MANILA, Philippines - Net inflow of foreign direct investments (FDI) plunged in February from a year ago as unfavorable developments overseas weighed on investor sentiment.
The Bangko Sentral ng Pilipinas (BSP) said FDI net inflow amounted to $97 million in February, down over 70% from the $326 million recorded in the same month last year.
This brought net inflows for the first 2 months to $304 million, a 39% decline from $496 million last year.
"Investor sentiment was subdued on account of unrest in some parts of the Middle East and North Africa, sovereign debt concerns in some European economies, as well as expectations of monetary tightening in Asia amid inflationary concerns," BSP Governor Amando Tetangco Jr. said in a statement.
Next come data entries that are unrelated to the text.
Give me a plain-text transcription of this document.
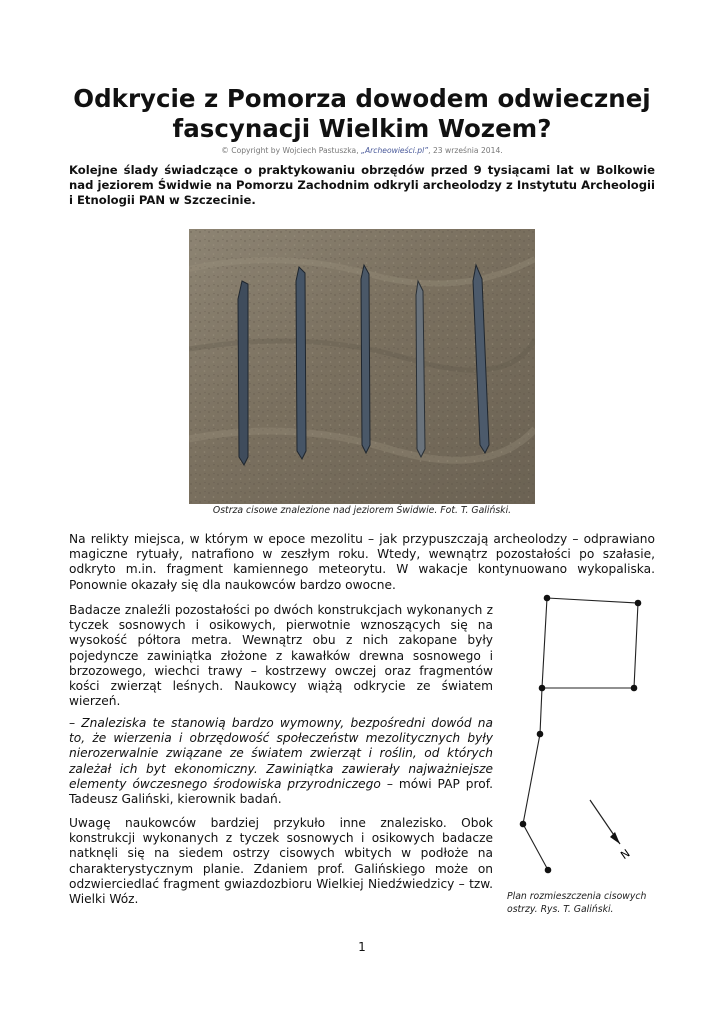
Odkrycie z Pomorza dowodem odwiecznej fascynacji Wielkim Wozem?
© Copyright by Wojciech Pastuszka, „Archeowieści.pl”, 23 września 2014.

Kolejne ślady świadczące o praktykowaniu obrzędów przed 9 tysiącami lat w Bolkowie nad jeziorem Świdwie na Pomorzu Zachodnim odkryli archeolodzy z Instytutu Archeologii i Etnologii PAN w Szczecinie.

Ostrza cisowe znalezione nad jeziorem Świdwie. Fot. T. Galiński.

Na relikty miejsca, w którym w epoce mezolitu – jak przypuszczają archeolodzy – odprawiano magiczne rytuały, natrafiono w zeszłym roku. Wtedy, wewnątrz pozostałości po szałasie, odkryto m.in. fragment kamiennego meteorytu. W wakacje kontynuowano wykopaliska. Ponownie okazały się dla naukowców bardzo owocne.

Badacze znaleźli pozostałości po dwóch konstrukcjach wykonanych z tyczek sosnowych i osikowych, pierwotnie wznoszących się na wysokość półtora metra. Wewnątrz obu z nich zakopane były pojedyncze zawiniątka złożone z kawałków drewna sosnowego i brzozowego, wiechci trawy – kostrzewy owczej oraz fragmentów kości zwierząt leśnych. Naukowcy wiążą odkrycie ze światem wierzeń.

– Znaleziska te stanowią bardzo wymowny, bezpośredni dowód na to, że wierzenia i obrzędowość społeczeństw mezolitycznych były nierozerwalnie związane ze światem zwierząt i roślin, od których zależał ich byt ekonomiczny. Zawiniątka zawierały najważniejsze elementy ówczesnego środowiska przyrodniczego – mówi PAP prof. Tadeusz Galiński, kierownik badań.

Uwagę naukowców bardziej przykuło inne znalezisko. Obok konstrukcji wykonanych z tyczek sosnowych i osikowych badacze natknęli się na siedem ostrzy cisowych wbitych w podłoże na charakterystycznym planie. Zdaniem prof. Galińskiego może on odzwierciedlać fragment gwiazdozbioru Wielkiej Niedźwiedzicy – tzw. Wielki Wóz.

N
Plan rozmieszczenia cisowych ostrzy. Rys. T. Galiński.
1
Equity capital registered a net inflow of $10 million in February, down from year-ago net inflow of $76 million. The bulk of these inflows originated from the United States, Singapore, Japan, Hong Kong, and Germany.
Net FDI, portfolio inflows, and remittances from Filipinos working and living overseas help keep the country's balance of payments (BOP) in surplus.
The central bank revised its estimate for balance of payments surplus this year to $6.7 billion from a range of $6 billion to $8 billion. The Philippines posted a record balance of payments surplus of $14.4 billion in 2010, boosted by strong portfolio inflows.